SUNY CCC passes unanimous resolution supporting President Mullaney after faculty union’s no confidence vote

Corning Bureau

CORNING, N.Y. (WETM) – SUNY Corning Community College’s Regional Board of Trustees passed a unanimous resolution on Thursday night in support of President Dr. William Mullaney after an overwhelming “no confidence vote” by the faculty’s union.

The resolution states: “The Regional Board of Trustees of SUNY Corning Community College asserts its full support of President William P. Mullaney and its full support of the process that was utilized in determining and implementing the recent termination of several faculty positions.”

“All educational institutions have been faced with significant issues during the past year, and
SUNY CCC is no exception,” said Nancy M. Wightman, Chair of the Regional Board. “Dr. Mullaney has successfully guided our many College constituencies through a myriad of challenges including the onset of and operations during the Covid-19 pandemic. Not only has Dr. Mullaney ensured compliance with State executive orders, SUNY mandates, and federal guidelines, but also he has supported a culture of flexibility, caring, and innovation in support of the entire SUNY CCC community,” Wightman emphasizes.

CCC President is disappointed by no confidence vote

Beyond successfully addressing planning and operations during a time of pandemic, Dr. Mullaney’s larger vision for creating innovative programs, addressing regional workforce needs, and increasing student success are important for the support of our community and our region. Throughout the year, difficult decisions were proposed by Dr. Mullaney and approved by the Trustees to respond to the trend of declining enrollment faced by most community colleges in New York State due to population decline and other factors beyond the control of community colleges.

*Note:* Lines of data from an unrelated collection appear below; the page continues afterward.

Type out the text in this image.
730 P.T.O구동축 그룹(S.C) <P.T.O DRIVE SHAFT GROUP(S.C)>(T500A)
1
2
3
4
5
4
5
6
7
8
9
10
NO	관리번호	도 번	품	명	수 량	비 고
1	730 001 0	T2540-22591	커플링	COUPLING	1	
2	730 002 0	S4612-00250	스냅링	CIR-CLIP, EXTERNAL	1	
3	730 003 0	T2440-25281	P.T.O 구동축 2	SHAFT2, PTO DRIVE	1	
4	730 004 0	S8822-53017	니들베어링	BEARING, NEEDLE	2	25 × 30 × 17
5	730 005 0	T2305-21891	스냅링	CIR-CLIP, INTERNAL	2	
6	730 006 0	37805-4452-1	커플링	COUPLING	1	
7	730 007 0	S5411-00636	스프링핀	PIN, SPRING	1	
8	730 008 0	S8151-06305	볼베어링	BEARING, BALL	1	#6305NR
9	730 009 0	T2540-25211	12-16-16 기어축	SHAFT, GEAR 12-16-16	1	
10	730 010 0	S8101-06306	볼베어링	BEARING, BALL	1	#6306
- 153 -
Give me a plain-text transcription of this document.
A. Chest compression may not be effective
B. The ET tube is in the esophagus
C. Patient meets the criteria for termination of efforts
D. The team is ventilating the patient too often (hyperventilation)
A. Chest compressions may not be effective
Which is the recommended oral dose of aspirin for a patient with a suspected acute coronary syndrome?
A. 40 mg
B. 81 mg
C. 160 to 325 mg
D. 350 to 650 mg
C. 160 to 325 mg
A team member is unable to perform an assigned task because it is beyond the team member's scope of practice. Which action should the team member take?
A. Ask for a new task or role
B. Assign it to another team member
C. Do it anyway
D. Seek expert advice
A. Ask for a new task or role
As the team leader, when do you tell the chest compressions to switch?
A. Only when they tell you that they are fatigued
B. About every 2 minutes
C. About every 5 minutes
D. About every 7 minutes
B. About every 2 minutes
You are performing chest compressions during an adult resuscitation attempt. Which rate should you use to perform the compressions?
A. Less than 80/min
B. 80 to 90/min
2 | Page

We are confident that the processes used by the College to make these difficult decisions to reduce current and future operating expenses were both thorough and well thought out,” states Chair Wightman on behalf of the Trustees.

Mullaney said that other than an issue about labor, he is unaware of any other problems that the full-time faculty in the union has.

“I haven’t heard anything other than that, so, based on that information and by all indications, this issue about labor is what these folk in the union are unhappy about,” Mullaney said. “Now, if there are others, I am open to hearing those, but as of yet, I haven’t heard of anything else.”

The Union released a list of issues that lead them to vote, no confidence in the president.

Over the course of his time as President of SUNY Corning Community College, Dr. William Mullaney has:

● Overseen the disintegration of morale, confidence, and collegiality among college
employees, to the detriment of our mission;
● Encouraged through his actions and comments a climate of discord among college
employees, seeking in vain to weaken our bonds of friendship and sense of shared
commitment to the future of the College;
● Demonstrated through his actions a special disrespect for the dedication, commitment,
and excellence of the College’s full-time faculty;
● Used faculty terminations and the threat of faculty terminations in failed attempts to
intimidate and bully the faculty;
● Refused to engage with the faculty in good faith discussions around alternatives,
reflecting an underlying disinterest in finding workable alternatives;
● Misrepresented his administration’s engagement with faculty and staff, including
Associate Deans of Instruction, on these issues;
● Failed to investigate the likely ramifications of his plans, choosing not to consult with the
academic departments most directly affected;
● Sabotaged the ability of the College to recruit the best candidates for future openings by
eroding confidence in the College’s commitment to its employees;
● Undermined the Regional Board of Trustees by attacking the meaning and value of its
commitments to College faculty;
● Failed to communicate a positive, compelling, inclusive vision for the future of the
College as a whole, one reflecting our shared values, diversity, and mutual reliance; and
● Failed to represent the College effectively in the communities served by the College,
compromising the relationships at the core of our institution’s mission.

Mullaney said that he has met with faculty and union members in the past, and has not heard or read the complaints that are listed.

“I’ve met with Professor Hersha [PECCC Union President] on a regular basis, I attend faculty assembly meetings every month, I attend academic meetings, last month I visited all of the division meetings, I meet with faculty one-on-one, so I stand behind my record in terms of my outreach and availability to work with faculty members.”

The union said that Mullaney, “Used faculty terminations and the threat of faculty terminations in failed attempts to intimidate and bully the faculty,” in the list of reasons why they called this vote. Mullaney said that this does not depict his true character.

“I’ve never been called a bully in my life,” Mullaney said.

The college’s president is not worried that this vote will compromise his position, and he said that the trustees are supporting him.

“I have kept the trustees in the loop from the very beginning,” Mullaney said. “They have been with me every step of the way.”

He said that this has been a challenging year because of COVID and the budget, but he believes that he has been available to hear everyone on campus.

“I stand by my collaborative nature, I stand by my open-door policy, that I meet with anyone at the college, student, staff, faculty member to hear concerns,” Mullaney said.